Published on

Problem Founder Fit

Early stage investing is hard. Who would’ve had the foresight to see that a taxi cab app would become a universal transportation service or that a multi player online game would become what everyone uses for chat at work?

If there's one lesson I've taken away from early stage investing, it's that predicting the future is a fool's game. While sometimes you can see a rough silhouette of the future in the early days, more often than not the final form is very different than what you expected.

That's why an oft repeated slogan in early stage investing is that it's not really about the idea, but more about the people. Find great people, put the blinders on and just invest without overthinking it.

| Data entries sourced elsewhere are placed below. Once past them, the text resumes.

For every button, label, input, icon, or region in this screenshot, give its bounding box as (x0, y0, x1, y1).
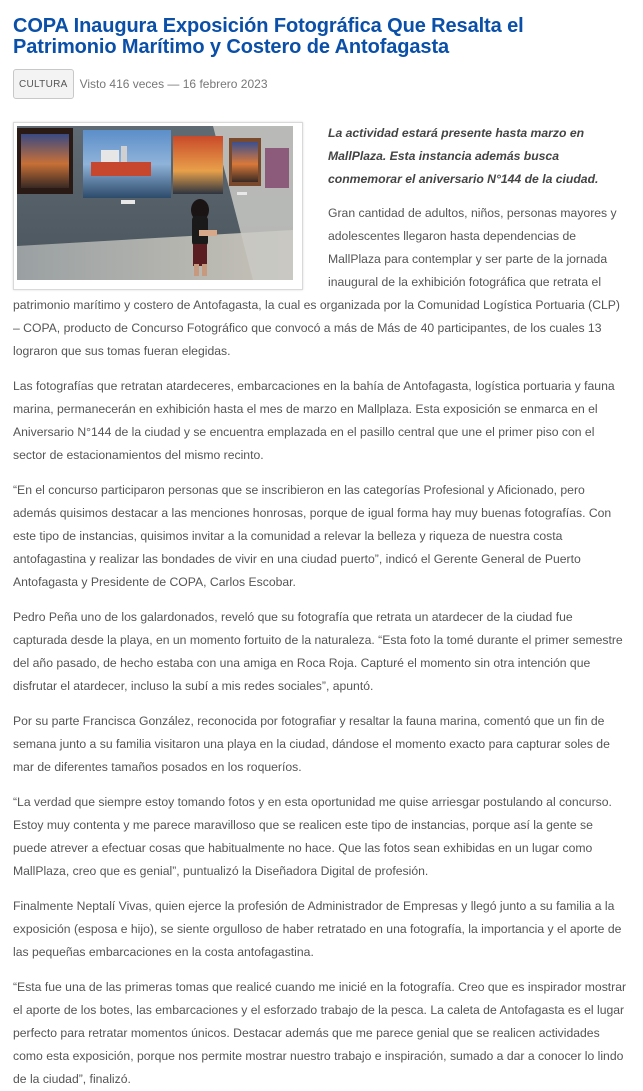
paragraph-7: Finalmente Neptalí Vivas, quien ejerce la profesión de Administrador de Empresas y llegó junto a su familia a la exposición (esposa e hijo), se siente orgulloso de haber retratado en una fotografía, la importancia y el aporte de las pequeñas embarcaciones en la costa antofagastina. (13, 899, 622, 959)
article-body (13, 122, 630, 1091)
paragraph-8: “Esta fue una de las primeras tomas que realicé cuando me inicié en la fotografía. Creo que es inspirador mostrar el aporte de los botes, las embarcaciones y el esforzado trabajo de la pesca. La caleta de Antofagasta es el lugar perfecto para retratar momentos únicos. Destacar además que me parece genial que se realicen actividades como esta exposición, porque nos permite mostrar nuestro trabajo e inspiración, sumado a dar a conocer lo lindo de la ciudad”, finalizó. (13, 980, 627, 1086)
paragraph-2: Las fotografías que retratan atardeceres, embarcaciones en la bahía de Antofagasta, logística portuaria y fauna marina, permanecerán en exhibición hasta el mes de marzo en Mallplaza. Esta exposición se enmarca en el Aniversario N°144 de la ciudad y se encuentra emplazada en el pasillo central que une el primer piso con el sector de estacionamientos del mismo recinto. (13, 379, 615, 462)
article-title: COPA Inaugura Exposición Fotográfica Que Resalta el Patrimonio Marítimo y Costero de Antofagasta (13, 15, 524, 58)
paragraph-6: “La verdad que siempre estoy tomando fotos y en esta oportunidad me quise arriesgar postulando al concurso. Estoy muy contenta y me parece maravilloso que se realicen este tipo de instancias, porque así la gente se puede atrever a efectuar cosas que habitualmente no hace. Que las fotos sean exhibidas en un lugar como MallPlaza, creo que es genial”, puntualizó la Diseñadora Digital de profesión. (13, 795, 612, 878)
article-lead: La actividad estará presente hasta marzo en MallPlaza. Esta instancia además busca conmemorar el aniversario N°144 de la ciudad. (328, 126, 599, 186)
exhibition-photo-image (17, 126, 293, 280)
paragraph-5: Por su parte Francisca González, reconocida por fotografiar y resaltar la fauna marina, comentó que un fin de semana junto a su familia visitaron una playa en la ciudad, dándose el momento exacto para capturar soles de mar de diferentes tamaños posados en los roqueríos. (13, 714, 610, 774)
paragraph-1: Gran cantidad de adultos, niños, personas mayores y adolescentes llegaron hasta dependencias de MallPlaza para contemplar y ser parte de la jornada inaugural de la exhibición fotográfica que retrata el patrimonio marítimo y costero de Antofagasta, la cual es organizada por la Comunidad Logística Portuaria (CLP) – COPA, producto de Concurso Fotográfico que convocó a más de Más de 40 participantes, de los cuales 13 lograron que sus tomas fueran elegidas. (13, 206, 620, 358)
article-photo[interactable] (13, 122, 303, 290)
paragraph-4: Pedro Peña uno de los galardonados, reveló que su fotografía que retrata un atardecer de la ciudad fue capturada desde la playa, en un momento fortuito de la naturaleza. “Esta foto la tomé durante el primer semestre del año pasado, de hecho estaba con una amiga en Roca Roja. Capturé el momento sin otra intención que disfrutar el atardecer, incluso la subí a mis redes sociales”, apuntó. (13, 610, 623, 693)
paragraph-3: “En el concurso participaron personas que se inscribieron en las categorías Profesional y Aficionado, pero además quisimos destacar a las menciones honrosas, porque de igual forma hay muy buenas fotografías. Con este tipo de instancias, quisimos invitar a la comunidad a relevar la belleza y riqueza de nuestra costa antofagastina y realizar las bondades de vivir en una ciudad puerto”, indicó el Gerente General de Puerto Antofagasta y Presidente de COPA, Carlos Escobar. (13, 483, 612, 589)
category-badge[interactable]: CULTURA (13, 69, 74, 99)
views-and-date: Visto 416 veces — 16 febrero 2023 (79, 77, 268, 91)
article-meta (13, 68, 630, 100)
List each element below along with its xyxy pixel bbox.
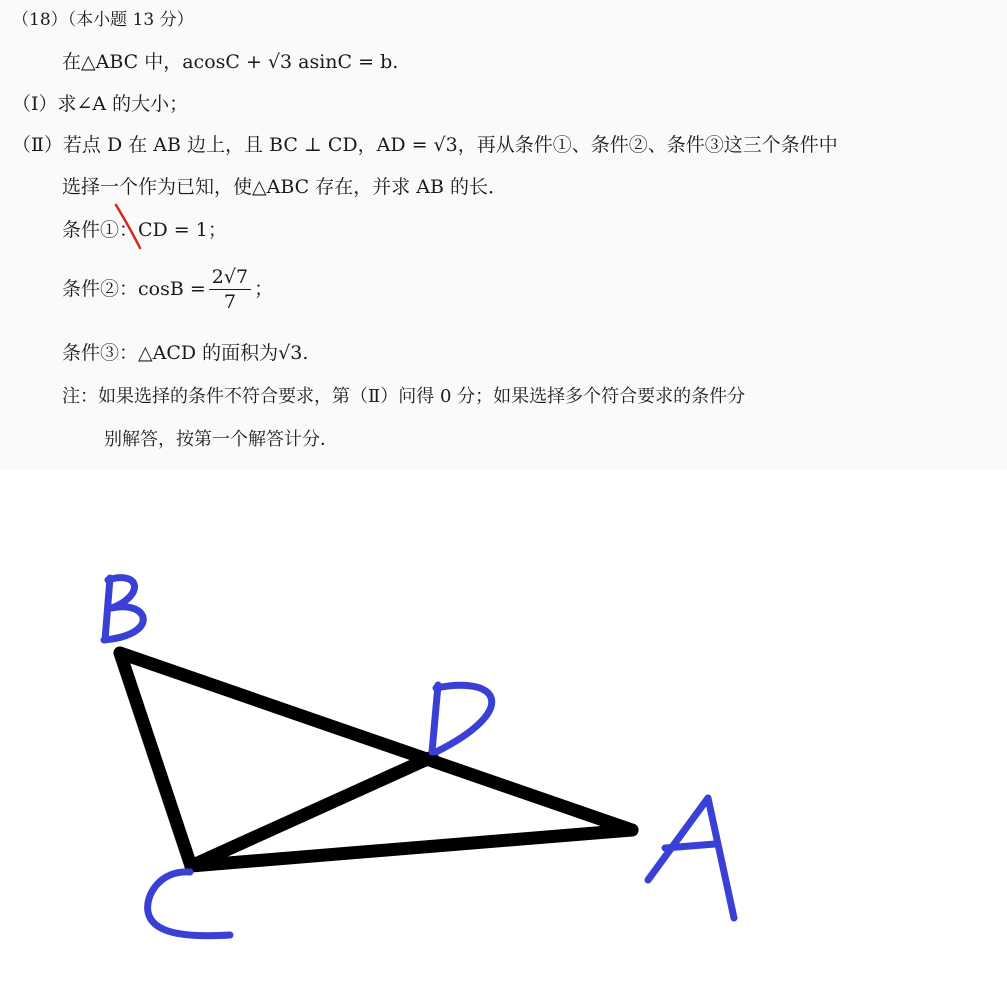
problem-statement: [0, 0, 1007, 470]
handwritten-triangle-figure: [0, 470, 1007, 987]
condition-two-suffix: ；: [254, 278, 274, 300]
label-c-handwritten: [148, 872, 230, 936]
segment-bc: [120, 653, 191, 866]
condition-two-prefix: 条件②：cosB =: [62, 278, 206, 300]
problem-header: （18）（本小题 13 分）: [12, 10, 194, 30]
note-line-one: 注：如果选择的条件不符合要求，第（Ⅱ）问得 0 分；如果选择多个符合要求的条件分: [62, 386, 746, 407]
given-equation: 在△ABC 中，acosC + √3 asinC = b.: [62, 51, 399, 73]
condition-three: 条件③：△ACD 的面积为√3.: [62, 342, 309, 364]
fraction-numerator: 2√7: [209, 265, 251, 290]
condition-two-fraction: [209, 265, 251, 314]
condition-one: 条件①：CD = 1；: [62, 219, 227, 241]
label-d-handwritten: [432, 685, 492, 752]
fraction-denominator: 7: [223, 290, 236, 313]
part-one-question: （Ⅰ）求∠A 的大小；: [12, 93, 189, 115]
label-a-handwritten: [648, 798, 734, 918]
label-b-handwritten: [104, 578, 143, 640]
triangle-sketch: [0, 470, 1007, 987]
part-two-question-line2: 选择一个作为已知，使△ABC 存在，并求 AB 的长．: [62, 176, 507, 198]
note-line-two: 别解答，按第一个解答计分．: [104, 429, 338, 450]
condition-two: [62, 263, 273, 315]
segment-ba: [120, 653, 632, 830]
part-two-question-line1: （Ⅱ）若点 D 在 AB 边上，且 BC ⊥ CD，AD = √3，再从条件①、条件②、条件③这三个条件中: [12, 134, 838, 156]
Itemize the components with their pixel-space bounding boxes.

Ideas are easy to change, but people are not.

While I generally ascribe to this philosophy, I think it's worth being slightly more specific. "Investing in great people" is vague and subjective. What is great? What one person calls great can be trash to another.

What I find more useful is to expand the idea of "investing in great people" to "investing in great people with great problem founder fit".

Problem founder fit is a unique thing but you know it whewn you see it. The founder is deeply obsessed with the problem (notably not the solution!) and will stop at nothing to solve it. If their company failed, you know the next day they would start over and try again.

But it's not just an obsessive desire that makes great problem founder fit. The founder also needs to have the requisite skills to solve that problem. ie if a founder is obsessed with gene editing but has no science skills, it will likely be pretty hard to build a successul gene editing company.

It's easy to identify, but hard to find. In practice I think it's actually very rare. Sometimes you meet great founders but unfortunately without great problem founder fit. Sometimes you meet founders with great problem fit but aren't the right founders to tackle it. Threading the needle is tricky!

When you do find it though, it's a magical thing. I always say that David at Retool is a great example. He was a lifelong developer, had built internal tools at Palantir, and you could tell that he had the juice. Founders like David you should insta-fund.

Sometimes you meet great folks without problem founder fit but they seem like exceptional founders. The argument here is that even if it's not this startup, the next startup will be good, so you should still fund them. I've fallen victim to this myself and while I've gotten lucky here and had it work out, I'd say that I think this happens far less often than you might think. If there really is an exceptional founder, you should probably fund them no matter what but oftentimes it's just the heat of the moment and worth waiting for real problem founder fit.